Simon Nielsen, PhD, Director of Research & Innovation, Brain+ “The demonstration of Starry Night’s feasibility to read out as the original test is an important first step towards validation of our gamified and scalable approach to early dementia detection. Early detection and disease monitoring is highly relevant for Brain+’s ambitions to not only treat dementia, but to also address earlier stages of the disease. Following the positive readout of this first study, we are looking forward to seeing the results later this year from the studies of our test in people with dementia symptoms, conducted at University of Oxford, Nottingham University, and Århus University to clinically validate the test within early AD detection.”

Considering the findings from this study, Brain+ will now begin the planning of a large-scale trial to gather normative data on Starry Night. This will provide a population performance baseline, against which to compare individuals at risk of developing Alzheimer’s disease for more effective future disease detection and treatment.

About the Starry Night cognitive test – How does it work?

The Starry Night test works on the well-described clinical findings that individuals at high risk of developing Alzheimer’s dementia, but showing no apparent symptoms, exhibit a particular pattern of cognitive deficits related to memory and attention. The Starry Night test is designed as a game which builds on the thoroughly researched lab-test developed in Masud Husain’s lab at Oxford University. The Starry Night test is designed to run on smartphones and tablets, so people can perform it from home, allowing scalable and remote testing.

About the Alzheimer’s Detect and Prevent project.

The Starry Night test has been developed as part of an EU-Horizon2020 funded innovation project led by Brain+ and with partners University of Oxford, Nottingham University, Aarhus University, Aarhus University Hospital, Alzheimer Europe and the European Brain Council. The total project budget is €3.5 million, and the project runs from November 2018 to April 2022. The main objective is to engage people early before Alzheimer’s disease manifests to detect the disease to enable prevention efforts. The project focuses on enabling early presymptomatic detection of Alzheimer's Disease with a special memory test developed by the University of Oxford, which during the project has been further co-developed and gamified with Brain+. The test, called Starry Night, is being validated in four studies, two at University of Oxford, one at Nottingham University, and one at Aarhus University. A second work stream aims to reduce risk of Alzheimer’s disease in healthy elderlies, who are at risk of Alzheimer’s disease, via general cognitive training. This is being validated in studies with the University of Nottingham. Read more here about the project: https://www.addp.eu

Contact Information

CEO, Kim Baden-Kristensen + 45 31393319, E-mail: kim@brain-plus.com, Brain+ A/S, Købmagergade 53, 3.
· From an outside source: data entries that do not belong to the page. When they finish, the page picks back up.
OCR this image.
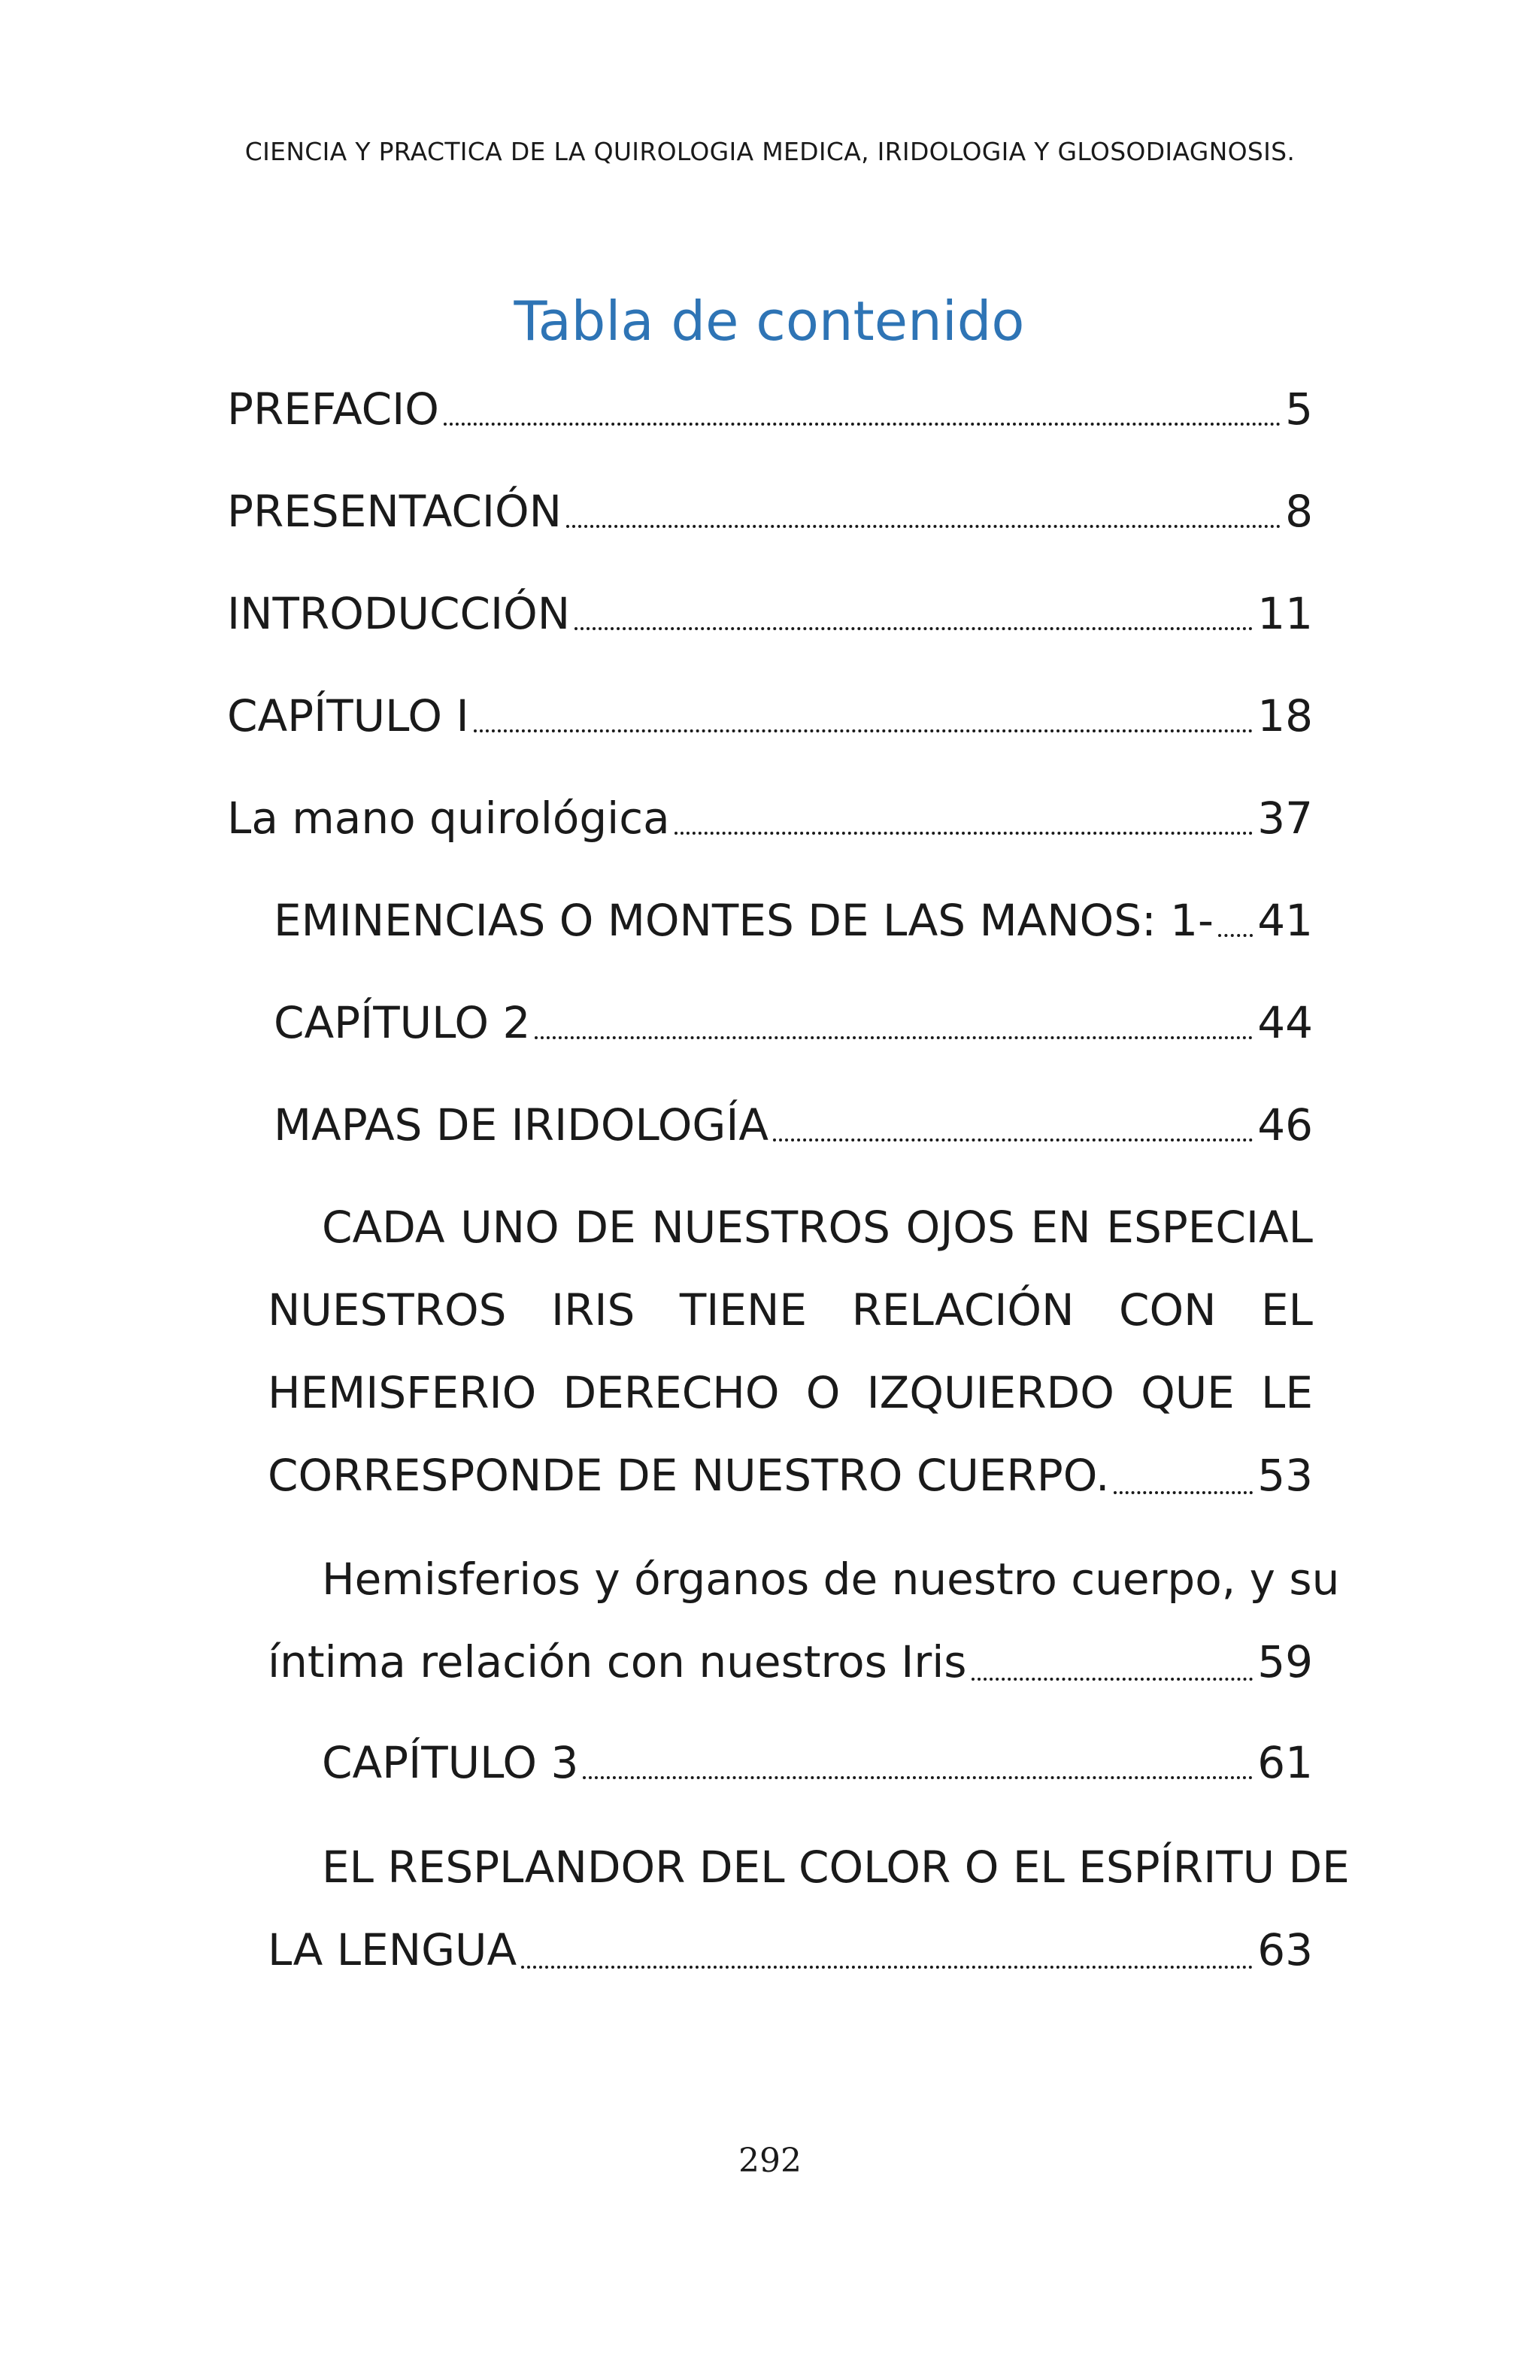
CIENCIA Y PRACTICA DE LA QUIROLOGIA MEDICA, IRIDOLOGIA Y GLOSODIAGNOSIS.
Tabla de contenido
PREFACIO	5
PRESENTACIÓN	8
INTRODUCCIÓN	11
CAPÍTULO I	18
La mano quirológica	37
EMINENCIAS O MONTES DE LAS MANOS: 1- 41
CAPÍTULO 2	44
MAPAS DE IRIDOLOGÍA	46
CADA UNO DE NUESTROS OJOS EN ESPECIAL
NUESTROS IRIS TIENE RELACIÓN CON EL
HEMISFERIO DERECHO O IZQUIERDO QUE LE
CORRESPONDE DE NUESTRO CUERPO.	53
Hemisferios y órganos de nuestro cuerpo, y su
íntima relación con nuestros Iris	59
CAPÍTULO 3	61
EL RESPLANDOR DEL COLOR O EL ESPÍRITU DE
LA LENGUA	63
292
Certified Advisor: Keswick Global AG, + 43 1 740 408045 , E-mail: info@keswickglobal.com


The mission of Brain+ is to restore patients’ independence and quality of life by treating and detecting cognitive decline in Alzheimer’s disease and dementia through software-as-medicine applications. Brain+ has developed a set of software-as-medicine technologies, which enable the Company to create a unique and differentiated product offering. These technologies, combined with a strong clinical pipeline, puts Brain+ in a strong position to grow towards a market leader position in the Digital Therapeutics (DTx) space.